Codice Appalti: articoli e allegati sono norme di stesso rango
I chiarimenti del Consiglio di Stato: il contrasto tra norme inserite nel codice e norme presenti negli allegati non si risolve in base al principio di gerarchia in quanto entrambe le disposizioni hanno valore di fonte primaria
Il d.lgs. n. 36/2023 ha ridisegnato in modo significativo la disciplina dei requisiti speciali di partecipazione, distinguendo in maniera più marcata tra regole generali – contenute nell’art. 100 e nell’Allegato II.12 – e regimi speciali riferiti a particolari categorie di appalti, tra cui quelli di lavori di rilevante importo, disciplinati dall’art. 103.

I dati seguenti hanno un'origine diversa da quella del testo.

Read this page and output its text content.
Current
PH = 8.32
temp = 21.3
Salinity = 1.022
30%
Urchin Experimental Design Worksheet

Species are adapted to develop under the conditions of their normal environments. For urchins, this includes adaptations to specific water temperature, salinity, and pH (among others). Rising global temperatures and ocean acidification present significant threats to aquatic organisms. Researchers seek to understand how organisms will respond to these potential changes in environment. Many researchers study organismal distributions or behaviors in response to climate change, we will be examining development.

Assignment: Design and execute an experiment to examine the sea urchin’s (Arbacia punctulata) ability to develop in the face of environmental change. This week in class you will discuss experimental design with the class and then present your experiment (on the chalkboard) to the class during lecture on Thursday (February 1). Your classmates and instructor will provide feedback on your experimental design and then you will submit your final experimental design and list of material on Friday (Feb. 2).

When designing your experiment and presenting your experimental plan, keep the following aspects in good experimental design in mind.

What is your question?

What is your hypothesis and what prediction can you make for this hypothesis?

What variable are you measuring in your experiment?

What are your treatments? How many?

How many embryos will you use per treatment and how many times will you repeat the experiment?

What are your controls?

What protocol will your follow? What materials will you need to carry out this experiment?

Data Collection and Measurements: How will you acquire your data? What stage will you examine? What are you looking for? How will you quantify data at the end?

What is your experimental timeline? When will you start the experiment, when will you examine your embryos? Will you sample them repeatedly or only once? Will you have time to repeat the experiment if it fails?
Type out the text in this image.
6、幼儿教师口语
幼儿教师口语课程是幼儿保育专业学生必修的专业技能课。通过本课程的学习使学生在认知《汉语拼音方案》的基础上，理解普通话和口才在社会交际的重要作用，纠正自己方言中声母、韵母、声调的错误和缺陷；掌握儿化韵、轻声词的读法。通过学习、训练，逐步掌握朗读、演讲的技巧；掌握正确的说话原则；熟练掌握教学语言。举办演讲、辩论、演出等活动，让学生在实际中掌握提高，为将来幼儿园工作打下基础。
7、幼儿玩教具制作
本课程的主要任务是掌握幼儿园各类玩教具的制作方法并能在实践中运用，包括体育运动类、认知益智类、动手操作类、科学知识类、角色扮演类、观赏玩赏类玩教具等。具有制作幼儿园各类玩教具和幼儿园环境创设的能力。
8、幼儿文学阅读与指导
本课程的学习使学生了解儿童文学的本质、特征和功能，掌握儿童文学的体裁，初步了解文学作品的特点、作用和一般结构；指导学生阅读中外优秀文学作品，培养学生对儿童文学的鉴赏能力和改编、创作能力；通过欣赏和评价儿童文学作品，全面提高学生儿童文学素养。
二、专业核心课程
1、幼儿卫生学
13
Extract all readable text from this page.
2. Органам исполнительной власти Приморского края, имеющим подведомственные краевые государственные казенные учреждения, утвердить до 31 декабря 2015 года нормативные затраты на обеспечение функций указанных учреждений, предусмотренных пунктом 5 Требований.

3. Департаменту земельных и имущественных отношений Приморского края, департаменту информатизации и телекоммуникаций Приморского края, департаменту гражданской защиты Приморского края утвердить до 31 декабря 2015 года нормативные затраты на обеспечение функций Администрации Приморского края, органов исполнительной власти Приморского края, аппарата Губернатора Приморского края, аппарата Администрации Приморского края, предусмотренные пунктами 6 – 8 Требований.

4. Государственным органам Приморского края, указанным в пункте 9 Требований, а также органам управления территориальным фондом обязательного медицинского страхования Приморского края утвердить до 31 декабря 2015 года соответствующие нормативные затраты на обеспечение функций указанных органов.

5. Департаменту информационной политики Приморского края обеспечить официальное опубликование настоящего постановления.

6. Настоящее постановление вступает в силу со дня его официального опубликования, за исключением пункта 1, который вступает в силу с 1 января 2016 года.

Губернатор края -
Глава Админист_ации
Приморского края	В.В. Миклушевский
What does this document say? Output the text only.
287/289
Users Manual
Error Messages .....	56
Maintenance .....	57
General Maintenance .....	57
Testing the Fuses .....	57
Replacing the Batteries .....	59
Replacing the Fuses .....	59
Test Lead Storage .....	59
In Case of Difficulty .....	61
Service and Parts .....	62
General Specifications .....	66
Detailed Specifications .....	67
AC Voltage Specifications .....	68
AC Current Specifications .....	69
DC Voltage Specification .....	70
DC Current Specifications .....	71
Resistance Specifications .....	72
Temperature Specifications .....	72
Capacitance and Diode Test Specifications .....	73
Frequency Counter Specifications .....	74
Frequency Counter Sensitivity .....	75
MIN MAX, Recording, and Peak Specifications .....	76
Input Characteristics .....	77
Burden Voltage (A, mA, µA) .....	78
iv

Questa scelta di sistema, tuttavia, non si è tradotta in un assetto normativo immediatamente coerente. Nella prima fase applicativa del Codice è rimasto infatti un margine di incertezza per le stazioni appaltanti, dovuto alla coesistenza di disposizioni diverse, entrambe di rango primario, che individuavano criteri differenti per la dimostrazione della capacità economico-finanziaria.
È proprio all’interno di questo scenario, segnato da una antinomia normativa interna, risolta solo successivamente dal legislatore con il Correttivo 2024, che si colloca la sentenza del Consiglio di Stato del 24 dicembre 2025, n. 10297, chiamata a chiarire quale disciplina dovesse trovare applicazione ratione temporis e secondo quali criteri interpretativi dovessero essere composti i conflitti interni al Codice.
Articoli e allegati al Codice: per il Consiglio di Stato sono norme di pari rango
La controversia nasce dall’impugnazione dell’aggiudicazione di un appalto di lavori di importo superiore a 90 milioni di euro.
Il punto centrale riguarda una clausola del disciplinare di gara che, oltre alla necessaria qualificazione SOA, richiedeva come ulteriore requisito speciale di capacità economico-finanziaria un fatturato pari a 2,5 volte l’importo a base di gara, da dimostrare nei dieci anni precedenti la pubblicazione del bando.
Secondo la parte ricorrente, tale previsione sarebbe stata illegittima perché in contrasto con l’art. 2, comma 6, dell’Allegato II.12 del Codice dei contratti pubblici, che – al momento della gara – prevedeva sì un fatturato pari a 2,5 volte l’importo a base d’asta, ma conseguito nell’ultimo quinquennio.
La differenza non era marginale: applicando il criterio quinquennale, una delle mandanti del raggruppamento aggiudicatario non avrebbe raggiunto la soglia minima richiesta; applicando invece il criterio decennale fissato dalla stazione appaltante, il requisito risultava ampiamente soddisfatto.
Il giudice di primo grado aveva respinto il ricorso, rilevando che, secondo le regole di gara, la mandante chiamata a eseguire il 33% dell’appalto doveva dimostrare un volume d’affari minimo pari a circa 74 milioni di euro, soglia superata considerando il fatturato prodotto nel decennio di riferimento.
Il passaggio centrale della decisione di primo grado riguardava quindi il contrasto normativo tra:
- l’art. 103 del d.lgs. n. 36/2023, che per i lavori di rilevante importo richiedeva un fatturato pari al doppio dell’importo a base di gara, calcolato sul miglior quinquennio degli ultimi dieci anni;
- l’art. 2, comma 6, dell’Allegato II.12, che richiedeva invece un fatturato pari a 2,5 volte l’importo a base d’asta, riferito all’ultimo quinquennio.
Il TAR aveva risolto l’antinomia ritenendo prevalente l’art. 103, sia per una lettura in chiave di gerarchia, sia valorizzando il favor partecipationis, trattandosi di una disciplina più favorevole agli operatori economici.
Da qui l’appello al Consiglio di Stato.